05/09/2018, 15h30 | Sala M. Félix Ribeiro
Centenário de Rita Hayworth
Salome
Salomé
de William Dieterle
com Rita Hayworth, Stewart Granger, Charles Laughton, Cedric Hardwicke
Estados Unidos, 1953 - 103 min
legendado eletronicamente em português | M/12
Hollywood no seu máximo delírio. Nesta versão épica e em technicolor da celebérrima história de Salomé a partir de Oscar Wilde, a personagem titular dança para salvar João Baptista (!) e, aliciada pelo namorado romano que se convertera secretamente ao cristianismo, acaba entre a multidão que ouve, em primeira-mão, o Sermão da Montanha. SALOME foi produzido pela reputada atriz russa Alla Nazimova – conhecida pelos filmes em que contracenou com Rudolph Valentino nos anos dez e que se notabilizou pelos filmes de “arte e ensaio” da sua produtora, fundada na década seguinte. Durante largos anos relegado como um filme menor, trata-se de um caso invulgar da produção de Hollywood, hoje reconhecido pelo seu modernismo. Charles Laughton faz o papel de Herodes e Cedric Hardwicke o de Tibério. Rita Hayworth é – é claro – a Princesa Salomé, e a referida cena de dança é um dos seus momentos ímpares de erotismo cinematográfico. É um título algo raro, que vale a pena ser redescoberto.
 
07/09/2018, 15h30 | Sala M. Félix Ribeiro
Centenário de Rita Hayworth
The Lady from Shanghai
A Dama de Xangai
de Orson Welles
com Orson Welles, Rita Hayworth, Everett Sloane, Glenn Anders, Ted de Corsia
Estados Unidos, 1948 - 87 min
legendado eletronicamente em português | M/12
A quinta longa-metragem de Orson Welles inscreve-se, à sua maneira, no contexto do “filme negro”, que estava então no apogeu, género de que uma das características são as tramas narrativas pouco límpidas, cuja ação nunca tem causas claras. Neste filme, Welles é um marinheiro em terra conquistado pela beleza de Rita Hayworth, que, aqui loira, o arrasta numa intriga de sexo e crime que culmina numa das mais famosas sequências da história do cinema: o frente a frente das três personagens principais na Casa dos Espelhos do Luna Parque, como tubarões que se devoram, segundo a fábula que Welles conta no filme.
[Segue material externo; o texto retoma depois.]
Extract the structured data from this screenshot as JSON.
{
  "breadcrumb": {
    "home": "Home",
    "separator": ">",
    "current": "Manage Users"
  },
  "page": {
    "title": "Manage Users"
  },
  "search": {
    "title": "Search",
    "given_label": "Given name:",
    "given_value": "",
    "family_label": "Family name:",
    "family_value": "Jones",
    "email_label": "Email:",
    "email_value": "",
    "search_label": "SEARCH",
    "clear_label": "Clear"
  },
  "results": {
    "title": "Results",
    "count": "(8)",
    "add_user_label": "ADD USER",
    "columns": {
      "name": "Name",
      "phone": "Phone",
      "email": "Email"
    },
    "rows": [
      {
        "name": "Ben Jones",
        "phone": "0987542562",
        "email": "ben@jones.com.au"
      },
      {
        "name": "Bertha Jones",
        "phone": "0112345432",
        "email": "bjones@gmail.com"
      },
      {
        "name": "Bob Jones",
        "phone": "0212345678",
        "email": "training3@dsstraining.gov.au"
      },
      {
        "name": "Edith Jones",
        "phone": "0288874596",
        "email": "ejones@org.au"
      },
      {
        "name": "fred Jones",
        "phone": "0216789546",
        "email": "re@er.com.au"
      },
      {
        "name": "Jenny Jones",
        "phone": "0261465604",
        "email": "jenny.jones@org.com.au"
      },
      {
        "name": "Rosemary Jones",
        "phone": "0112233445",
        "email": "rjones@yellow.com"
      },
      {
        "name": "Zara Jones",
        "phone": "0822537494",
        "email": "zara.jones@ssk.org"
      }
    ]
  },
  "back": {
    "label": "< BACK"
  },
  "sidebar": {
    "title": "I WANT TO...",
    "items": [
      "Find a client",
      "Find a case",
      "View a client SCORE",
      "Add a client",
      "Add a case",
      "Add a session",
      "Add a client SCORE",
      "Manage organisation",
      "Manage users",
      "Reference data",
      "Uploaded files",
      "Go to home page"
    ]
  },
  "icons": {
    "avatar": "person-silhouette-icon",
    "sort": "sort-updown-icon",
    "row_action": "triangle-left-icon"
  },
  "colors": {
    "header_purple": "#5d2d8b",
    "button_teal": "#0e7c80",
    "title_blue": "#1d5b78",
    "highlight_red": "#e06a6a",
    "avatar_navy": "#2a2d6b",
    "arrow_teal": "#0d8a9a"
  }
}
A apresentar em cópia digital.
 
14/09/2018, 15h30 | Sala M. Félix Ribeiro
Centenário de Rita Hayworth
The Strawberry Blonde
Uma Loira com Açúcar
de Raoul Walsh
com James Cagney, Olivia de Havilland, Rita Hayworth, Alan Hale, Jack Carson
Estados Unidos, 1941 - 95 min
legendado eletronicamente em português | M/12
Uma das várias versões cinematográficas da peça One Sunday Afternoon (que Walsh voltaria a adaptar com o título original). Uma irresistível comédia sobre um barbeiro (Cagney) apaixonado por uma esplendorosa loira que acaba por casar com um seu amigo. Nem tudo o que luz é oiro e aquilo que muito se deseja nem sempre é o melhor.